The reality is that breaches will still occur. Prevention is important, but resilience − the ability to recover quickly and thoroughly − is what minimizes the blast radius when prevention fails.
The Strategy for Resilience
One of the best ways to help your customer is to change their mindset from “if we’re attacked” to “when we’re attacked.” Helping them assess their risk and then building a plan that presumes an attack is imminent ensures that they’ll have the tool set to quickly identify, respond and recover from a cyberattack when it occurs — and makes it possible for business operations to continue even in the face of a potential disruption. That is the basis of cyber resilience.

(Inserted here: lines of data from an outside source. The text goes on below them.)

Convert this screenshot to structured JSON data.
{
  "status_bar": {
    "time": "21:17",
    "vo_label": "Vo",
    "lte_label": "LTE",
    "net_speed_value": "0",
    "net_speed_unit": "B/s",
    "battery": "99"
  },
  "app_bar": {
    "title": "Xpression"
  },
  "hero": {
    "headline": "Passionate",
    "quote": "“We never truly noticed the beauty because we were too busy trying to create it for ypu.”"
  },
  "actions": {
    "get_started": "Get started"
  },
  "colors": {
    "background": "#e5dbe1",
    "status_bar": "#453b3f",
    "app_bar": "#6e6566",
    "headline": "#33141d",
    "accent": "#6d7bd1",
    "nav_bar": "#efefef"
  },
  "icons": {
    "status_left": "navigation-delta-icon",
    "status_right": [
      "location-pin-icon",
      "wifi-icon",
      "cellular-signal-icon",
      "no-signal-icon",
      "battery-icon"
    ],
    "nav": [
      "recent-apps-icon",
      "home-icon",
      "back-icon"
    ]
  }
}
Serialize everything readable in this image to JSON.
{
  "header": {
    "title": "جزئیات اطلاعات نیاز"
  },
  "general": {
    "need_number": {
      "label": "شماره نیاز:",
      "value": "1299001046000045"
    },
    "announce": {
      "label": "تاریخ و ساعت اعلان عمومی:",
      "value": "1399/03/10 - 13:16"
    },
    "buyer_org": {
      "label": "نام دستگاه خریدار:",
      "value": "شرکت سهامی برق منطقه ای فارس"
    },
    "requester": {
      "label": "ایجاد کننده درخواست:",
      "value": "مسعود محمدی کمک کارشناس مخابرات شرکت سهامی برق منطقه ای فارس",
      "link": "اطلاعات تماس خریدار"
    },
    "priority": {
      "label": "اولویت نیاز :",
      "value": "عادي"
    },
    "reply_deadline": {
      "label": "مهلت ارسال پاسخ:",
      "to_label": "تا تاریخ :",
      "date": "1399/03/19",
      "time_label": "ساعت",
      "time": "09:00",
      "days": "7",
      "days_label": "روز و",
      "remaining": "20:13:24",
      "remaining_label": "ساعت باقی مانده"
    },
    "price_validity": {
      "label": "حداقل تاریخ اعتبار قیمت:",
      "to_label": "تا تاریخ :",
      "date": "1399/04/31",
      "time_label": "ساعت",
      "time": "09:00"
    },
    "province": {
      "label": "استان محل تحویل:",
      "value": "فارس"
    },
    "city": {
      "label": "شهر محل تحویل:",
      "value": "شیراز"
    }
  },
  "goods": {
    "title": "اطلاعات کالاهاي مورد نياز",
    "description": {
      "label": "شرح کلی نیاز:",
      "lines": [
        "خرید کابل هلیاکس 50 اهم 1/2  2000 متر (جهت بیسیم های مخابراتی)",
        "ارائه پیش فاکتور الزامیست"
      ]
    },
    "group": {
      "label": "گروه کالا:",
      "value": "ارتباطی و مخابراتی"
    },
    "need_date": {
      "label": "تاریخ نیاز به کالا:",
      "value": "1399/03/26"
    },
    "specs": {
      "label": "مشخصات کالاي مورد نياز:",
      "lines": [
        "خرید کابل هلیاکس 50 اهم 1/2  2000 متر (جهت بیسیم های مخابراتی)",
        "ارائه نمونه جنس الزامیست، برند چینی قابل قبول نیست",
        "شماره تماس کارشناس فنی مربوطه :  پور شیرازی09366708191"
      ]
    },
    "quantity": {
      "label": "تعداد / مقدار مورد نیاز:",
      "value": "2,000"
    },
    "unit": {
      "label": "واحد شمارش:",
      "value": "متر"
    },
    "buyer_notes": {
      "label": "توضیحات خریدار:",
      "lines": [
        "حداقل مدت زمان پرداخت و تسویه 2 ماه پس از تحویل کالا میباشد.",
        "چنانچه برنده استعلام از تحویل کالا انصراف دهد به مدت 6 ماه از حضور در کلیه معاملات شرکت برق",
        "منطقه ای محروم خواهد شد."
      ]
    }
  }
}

Steps for Building Cyber Resilience
Building resilience is key for organizations to protect against and recover from breaches. Here are some pragmatic steps to bolster resilience:
1. Identify assets and perform a risk assessment. It’s important to understand what assets your customer has, who is responsible for each one and how critical they are to their organization. A cyber resilience plan is built on a solid assessment of the risks your customer’s organization is most likely to experience.
2. Develop a strategy. A cyber resilience strategy helps your customer to prepare for, respond to and quickly recover from cyberattacks and continue business operations with minimal disruption to workflow and processes.
3. Create policies and procedures. For processes and technology to be an effective part of a cyber resilience program, governance is required.
4. Implement security controls. These are the security controls that all organizations should have at a minimum for cyber resilience:
Multifactor authentication (MFA) for remote access and privileged or admin access.
Email filtering and web security.
Secured, encrypted and tested backups.
Privileged access management (PAM).
Endpoint detection and response (EDR).
Patch management/vulnerability management.
5. Deliver training and awareness programs. Educating employees about cyber risks and best practices while developing a culture of cybersecurity awareness is essential to a cyber resilience program.
6. Run simulations and drills. These exercises simulate real-world incidents in a controlled environment, which enables your customer to test their IR, evaluate team coordination and identify vulnerabilities.
Unfortunately, “perfect protection” against an attack is impossible. Organizations that focus only on prevention are setting themselves up for failure. No individual, organization or government has the necessary resources to ensure that they’ll never get hacked. It’s essential to gain the skills and knowledge you need to equip your organization with the agility to prevent, withstand and recover from attacks.